In a disclosure, a seller provides written information about known things that could impact the property’s value, like termite damage or a leaky roof. The disclosure will also include details like the homeowners’ association fees and restrictions.
These documents are meant to provide buyers with a comprehensive overview of the property before buying it.
On the seller’s side, the disclosure has the benefit of helping them avoid a future lawsuit if a new owner discovers hidden information.
A seller typically fills out a standard disclosure form with yes or no questions about their property. The form will also have space for more details and explanations.
Some states have multiple versions of a disclosure form that comply with state law.
A real estate agent should fully understand the legal requirements for disclosures. If you’re a seller, your listing agent will provide you with the right documents that you fill out. Your agent should help you go through the completed forms if you’re a buyer.
The disclosure isn’t a replacement for a home inspection, but it might bring to light issues that you have an inspector take a closer look at.
Disclosures only require sellers to share the issues with the house that they’re aware of. There’s still the potential for there to be hidden problems.
A purchase offer will have a deadline for sellers to provide disclosures and details on the number of days a buyer has to review them.
Then, the offer should also have details on the buyer’s right to change their mind or back out based on the disclosures.
Seller’s disclosure requirements, as mentioned, vary depending on your state. Some of the common issues they often include are:
- Leaks or roof problems
- Previous flooding or water leaks in the basement
- Foundation cracks or defects
- Issues with the air conditioning, heating, or plumbing systems
- Defects in doors, floors, walls, or windows
- Sewer or septic system problems
- Infestations by wood-destroying insects or damage
- Unsafe conditions related to lead, asbestos, or radon
- Boundary disputes
While most disclosure guidelines are set at the state level, under federal law, if you’re selling a home built before 1978, you have to disclose that paint may be lead-based. 1978 is the year lead-based paint was banned for consumer use.

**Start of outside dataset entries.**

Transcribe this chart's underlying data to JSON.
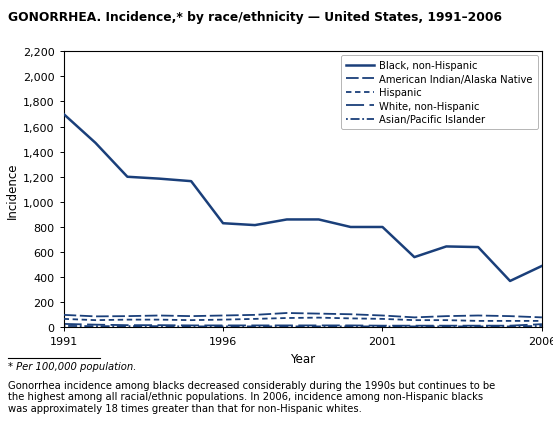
{
  "title": "GONORRHEA. Incidence,* by race/ethnicity — United States, 1991–2006",
  "xlabel": "Year",
  "ylabel": "Incidence",
  "ylim": [
    0,
    2200
  ],
  "yticks": [
    0,
    200,
    400,
    600,
    800,
    1000,
    1200,
    1400,
    1600,
    1800,
    2000,
    2200
  ],
  "years": [
    1991,
    1992,
    1993,
    1994,
    1995,
    1996,
    1997,
    1998,
    1999,
    2000,
    2001,
    2002,
    2003,
    2004,
    2005,
    2006
  ],
  "black": [
    1700,
    1470,
    1200,
    1185,
    1165,
    830,
    815,
    860,
    860,
    800,
    800,
    560,
    645,
    640,
    370,
    490
  ],
  "american_indian": [
    100,
    88,
    90,
    95,
    90,
    95,
    100,
    115,
    110,
    105,
    95,
    80,
    90,
    95,
    90,
    80
  ],
  "hispanic": [
    68,
    58,
    62,
    62,
    58,
    62,
    68,
    75,
    78,
    72,
    68,
    58,
    58,
    52,
    52,
    52
  ],
  "white": [
    28,
    22,
    18,
    18,
    16,
    16,
    16,
    16,
    16,
    16,
    14,
    14,
    14,
    14,
    14,
    26
  ],
  "asian": [
    12,
    10,
    10,
    10,
    8,
    8,
    8,
    8,
    8,
    8,
    8,
    8,
    8,
    8,
    8,
    12
  ],
  "color": "#1a3f7a",
  "footnote1": "* Per 100,000 population.",
  "footnote2": "Gonorrhea incidence among blacks decreased considerably during the 1990s but continues to be\nthe highest among all racial/ethnic populations. In 2006, incidence among non-Hispanic blacks\nwas approximately 18 times greater than that for non-Hispanic whites.",
  "legend_labels": [
    "Black, non-Hispanic",
    "American Indian/Alaska Native",
    "Hispanic",
    "White, non-Hispanic",
    "Asian/Pacific Islander"
  ]
}
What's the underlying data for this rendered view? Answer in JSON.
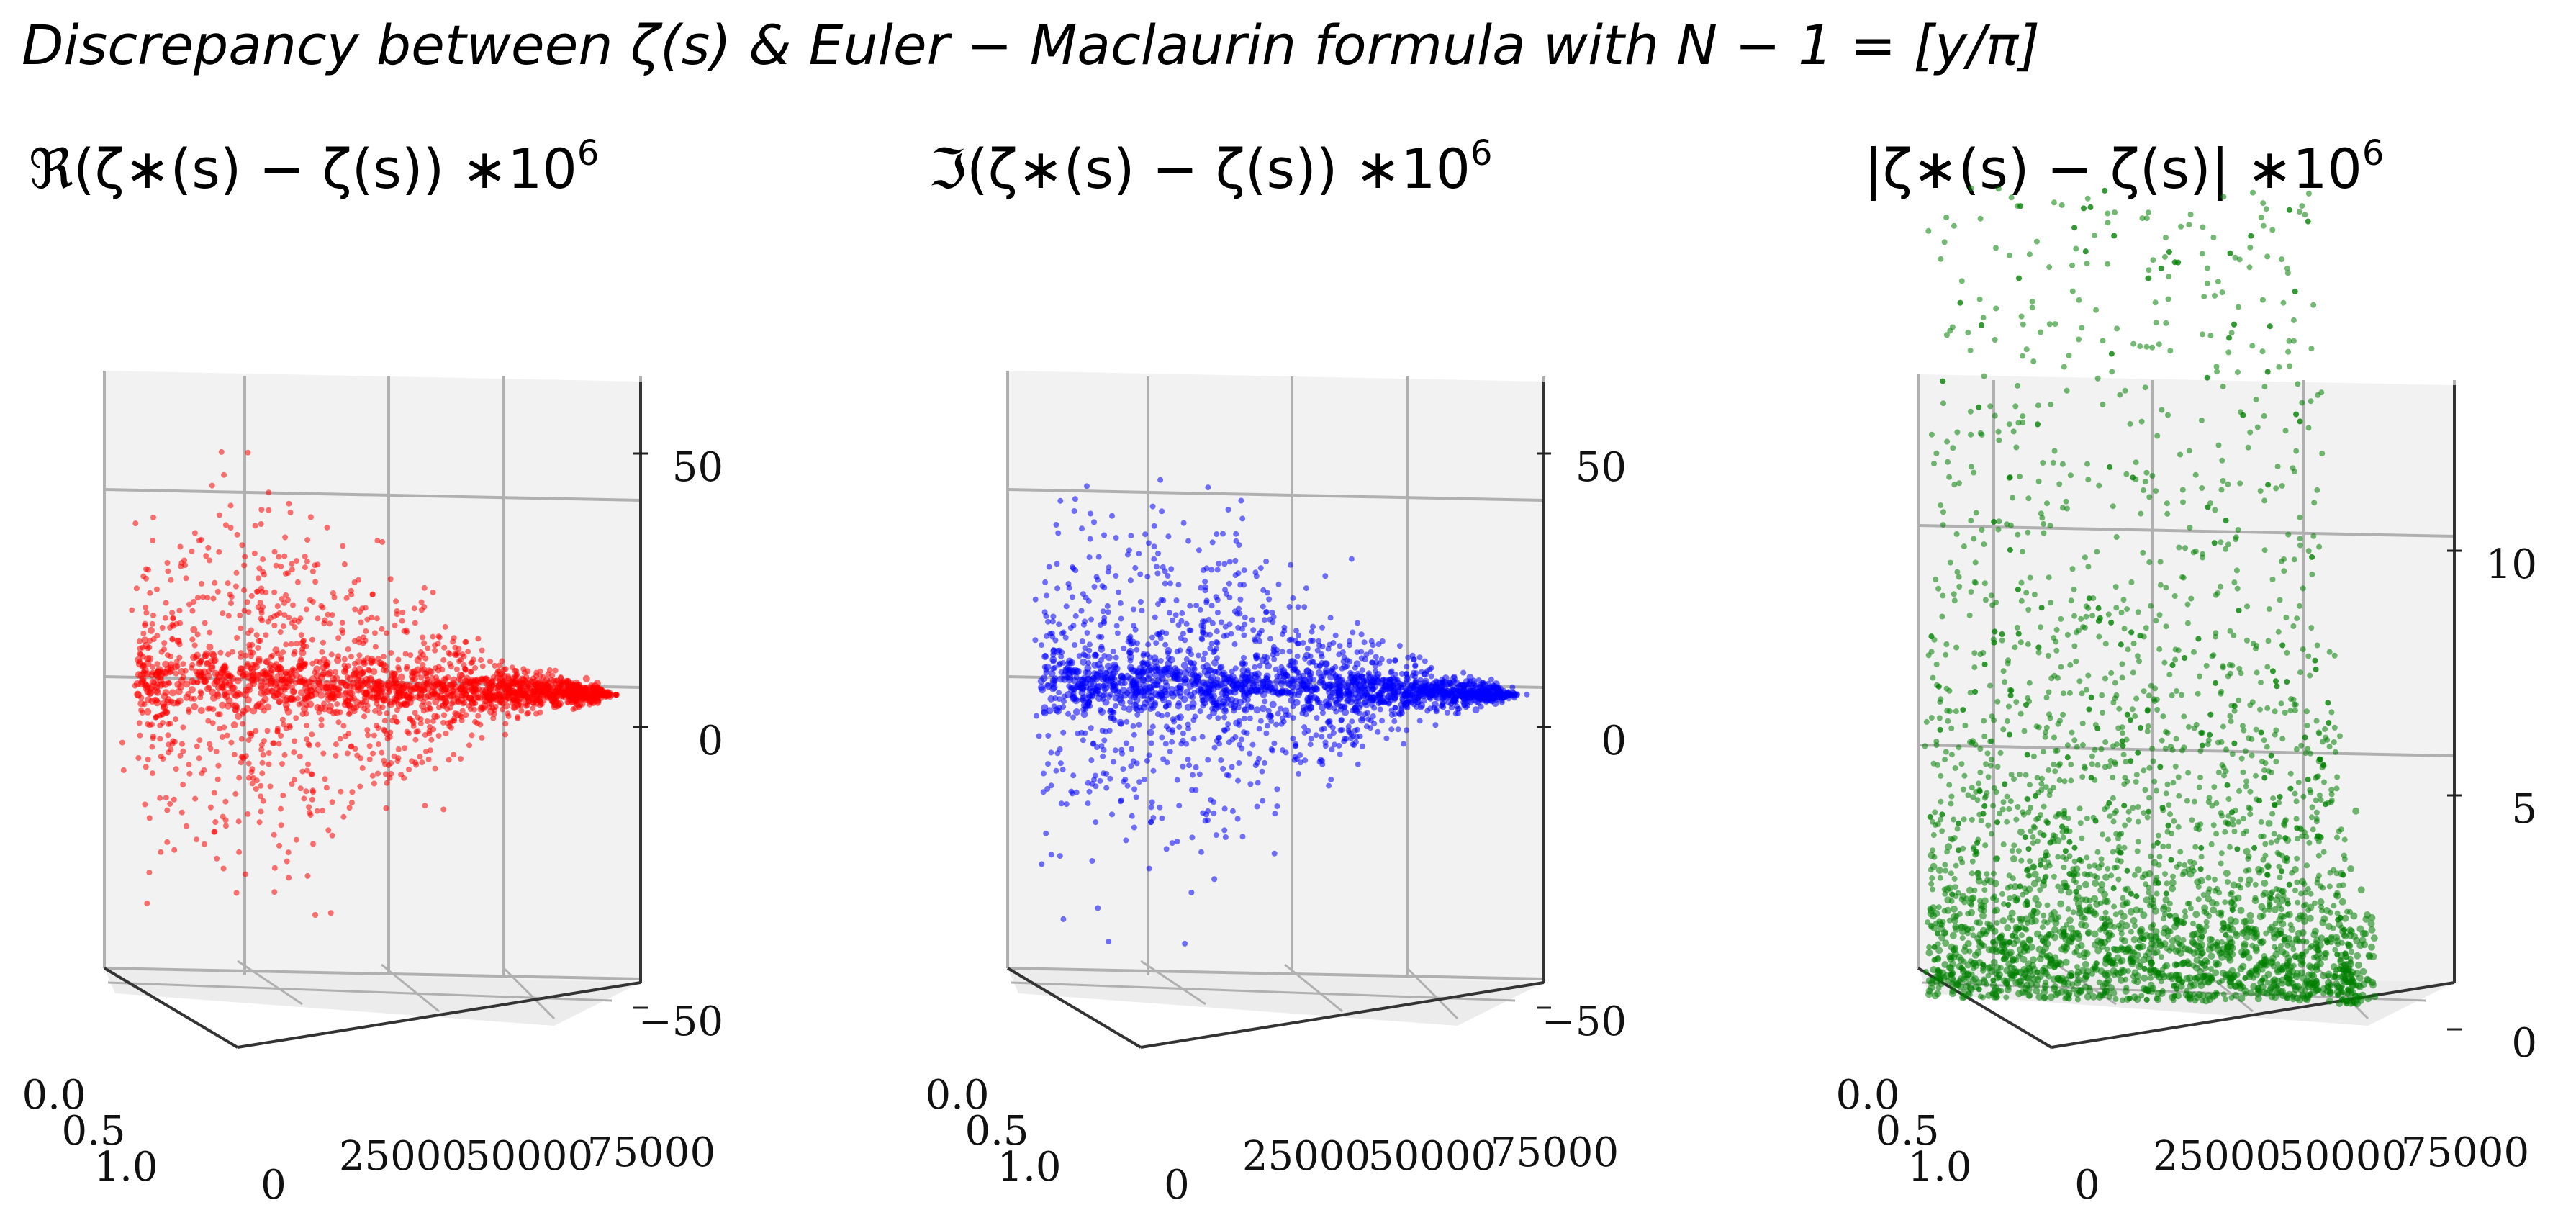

A seller of a home built before 1978 would also have to give buyers an EPA pamphlet about protecting their family from lead in the house and give buyers ten days to do a paint inspection or risk assessment for lead-based paint.
What to Look for In a Disclosure
If you’re a buyer, you may feel a little overwhelmed by the seller’s disclosure, and again, this is where a good agent can help you. If you aren’t sure about anything, don’t be afraid to ask.
One issue to watch for is mold or water damage.
Termite damage is another red flag. If termites aren’t taken care of, it can significantly impact a home’s structure, and a homeowner’s policy often won’t cover this damage.
Some states require that sellers identify if their property is part of a FEMA-designated floodplain. If this isn’t required in your state, you should look into it independently.
What Does Caveat Emptor Mean?
Finally, caveat emptor is Latin for “let the buyer beware.” In real estate, this means that it’s up to the buyer to be fully aware of any issues with the home.
If the disclosure laws in your state don’t require the seller to mention something, you have to figure it out on your own.
The only times you would have recourse as a buyer is if the seller intentionally sought to defraud you.
In general, it’s up to buyers to have a home inspected and follow up on issues before the transaction goes through.